Non-viral gene therapy to prevent cartilage degeneration in Osteoarthritis
Dr C Curtain
Dr O Kennedy
Dr F O'Brien
Monday, December 02, 2019
Competition Funded PhD Project (Students Worldwide)
Osteoarthritis (OA) is the most common form of joint disease, affecting one in five people in the EU and results in activity limitations for approximately one in ten. There is no treatment to reverse or prevent the progression of OA, with the two primary options being pain management, or ultimately total joint replacement. For pain management, intra-articular (IA) steroid injections are regularly used to postpone joint replacement. Crucially steroid injections reduce inflammation, and thus pain, but do not actually target or alter the behaviour of cells or tissues within the joint and have recently been reported to actually increase cartilage loss. Therefore, there is a major unmet clinical need for novel disease modifying therapeutics proposed in this application.

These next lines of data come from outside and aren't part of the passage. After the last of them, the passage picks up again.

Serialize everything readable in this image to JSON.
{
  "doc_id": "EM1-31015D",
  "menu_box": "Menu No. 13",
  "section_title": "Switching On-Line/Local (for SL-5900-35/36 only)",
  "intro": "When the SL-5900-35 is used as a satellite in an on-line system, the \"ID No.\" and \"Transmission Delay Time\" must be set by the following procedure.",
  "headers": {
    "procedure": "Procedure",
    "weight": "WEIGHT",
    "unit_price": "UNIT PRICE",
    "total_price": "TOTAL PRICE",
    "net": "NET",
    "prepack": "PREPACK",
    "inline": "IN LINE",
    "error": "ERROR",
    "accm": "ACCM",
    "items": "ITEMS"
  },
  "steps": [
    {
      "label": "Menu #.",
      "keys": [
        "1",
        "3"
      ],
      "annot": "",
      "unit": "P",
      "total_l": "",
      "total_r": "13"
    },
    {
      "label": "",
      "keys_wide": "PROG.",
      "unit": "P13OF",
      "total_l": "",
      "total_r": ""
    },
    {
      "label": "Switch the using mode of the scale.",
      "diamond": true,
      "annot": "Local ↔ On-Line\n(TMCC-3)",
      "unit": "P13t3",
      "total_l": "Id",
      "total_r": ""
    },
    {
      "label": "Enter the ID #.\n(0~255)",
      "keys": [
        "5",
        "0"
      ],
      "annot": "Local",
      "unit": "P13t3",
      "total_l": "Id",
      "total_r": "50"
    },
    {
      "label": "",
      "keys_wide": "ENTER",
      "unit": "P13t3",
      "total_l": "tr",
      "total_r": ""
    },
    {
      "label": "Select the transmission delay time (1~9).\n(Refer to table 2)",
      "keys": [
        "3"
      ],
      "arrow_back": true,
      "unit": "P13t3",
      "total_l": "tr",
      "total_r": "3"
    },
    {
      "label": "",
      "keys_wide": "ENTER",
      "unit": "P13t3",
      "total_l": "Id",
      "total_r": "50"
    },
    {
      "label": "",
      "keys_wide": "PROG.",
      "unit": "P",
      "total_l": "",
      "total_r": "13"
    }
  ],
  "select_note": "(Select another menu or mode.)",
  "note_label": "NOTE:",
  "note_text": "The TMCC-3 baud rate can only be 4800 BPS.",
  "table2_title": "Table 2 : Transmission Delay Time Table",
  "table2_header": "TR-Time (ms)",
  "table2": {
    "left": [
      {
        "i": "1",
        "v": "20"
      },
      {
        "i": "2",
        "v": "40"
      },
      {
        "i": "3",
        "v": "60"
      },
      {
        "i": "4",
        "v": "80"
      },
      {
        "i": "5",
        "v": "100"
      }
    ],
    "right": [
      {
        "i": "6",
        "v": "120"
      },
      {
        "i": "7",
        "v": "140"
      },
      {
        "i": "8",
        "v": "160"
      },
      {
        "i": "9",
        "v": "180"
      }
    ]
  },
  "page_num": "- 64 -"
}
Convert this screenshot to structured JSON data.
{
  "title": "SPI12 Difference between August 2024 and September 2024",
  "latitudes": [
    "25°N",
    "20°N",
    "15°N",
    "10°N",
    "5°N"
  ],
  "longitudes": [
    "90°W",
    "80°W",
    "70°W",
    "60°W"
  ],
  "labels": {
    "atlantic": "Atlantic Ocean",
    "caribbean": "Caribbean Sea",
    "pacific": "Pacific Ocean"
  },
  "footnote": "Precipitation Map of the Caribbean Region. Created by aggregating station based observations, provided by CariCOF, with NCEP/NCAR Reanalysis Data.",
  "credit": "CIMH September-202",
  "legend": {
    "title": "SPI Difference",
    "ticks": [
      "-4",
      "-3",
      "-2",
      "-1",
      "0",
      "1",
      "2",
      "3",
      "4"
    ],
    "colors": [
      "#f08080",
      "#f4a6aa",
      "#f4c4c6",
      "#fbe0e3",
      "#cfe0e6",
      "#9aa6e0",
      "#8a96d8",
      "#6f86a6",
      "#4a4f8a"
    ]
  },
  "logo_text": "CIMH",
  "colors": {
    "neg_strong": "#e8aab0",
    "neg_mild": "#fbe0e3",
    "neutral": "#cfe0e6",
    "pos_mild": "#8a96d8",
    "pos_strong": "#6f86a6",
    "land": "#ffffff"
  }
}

This project will explore the potential for controlled delivery of novel genetic cargos using non-viral vectors to augment and improve the existing practice of IA steroid delivery. This will allow us to target the cause, as well as the painful symptoms, of the OA disease process. We have vast experience using non-viral gene delivery methods (with vectors such as polyethyleneimine (PEI) and chitosan) to modulate cell behaviour. More recently, we have optimised a novel GAG-binding enhanced transduction system (peptide (GET system; developed by our collaborator, Dr. James Dixon, University of Nottingham). In this system a multi-domain protein glycosaminoglycan (GAG)-binding capability will be tested in terms of its ability to deliver pDNA, miRNA and siRNA to modulate, and re-balance, anabolic/catabolic activities of chondrocyte cells in OA (using cell culture and explantmodels). In parallel, human mesenchymal stem cells (MSCs) will also be targeted for transfection with therapeutic pDNA, miRNA and siRNA.
These will also be included in OA model systems to determine their ability to modulate OA progression. Therapeutic strategies based on miRNA/siRNA technology are extremely appealing as, unlike protein inhibitors or pDNA delivery (which only targets one protein at a time) - they can intercept entire gene cohorts. This multi-targeting effect on protein expression can modulate several cellular processes, thus makes miRNA/siRNA-based therapeutics particularly valuable and promising.
The specific aims of this project are:
(1) To develop therapeutic gene delivery techniques to articular chondrocytes and MSCs using cell culture systems
(2) Functionalise and optimise gene delivery vectors to in situ chondrocytes using explants models of OA (using targeted antibodies and biomaterials)
(3) Test therapeutic efficacy in vivo, using a pre-clinical rodent model of OA
The impact of this research will be to establish optimal gene delivery techniques for modulating the disease process in OA. These will be developed in 2D cell culture systems (chondrocytes, MSCs), 3D explant models and finally tested in a pre-clinical model of OA. The technology proposed here would have the potential to alleviate suffering and enable sustained healthcare benefits for the aging worldwide population.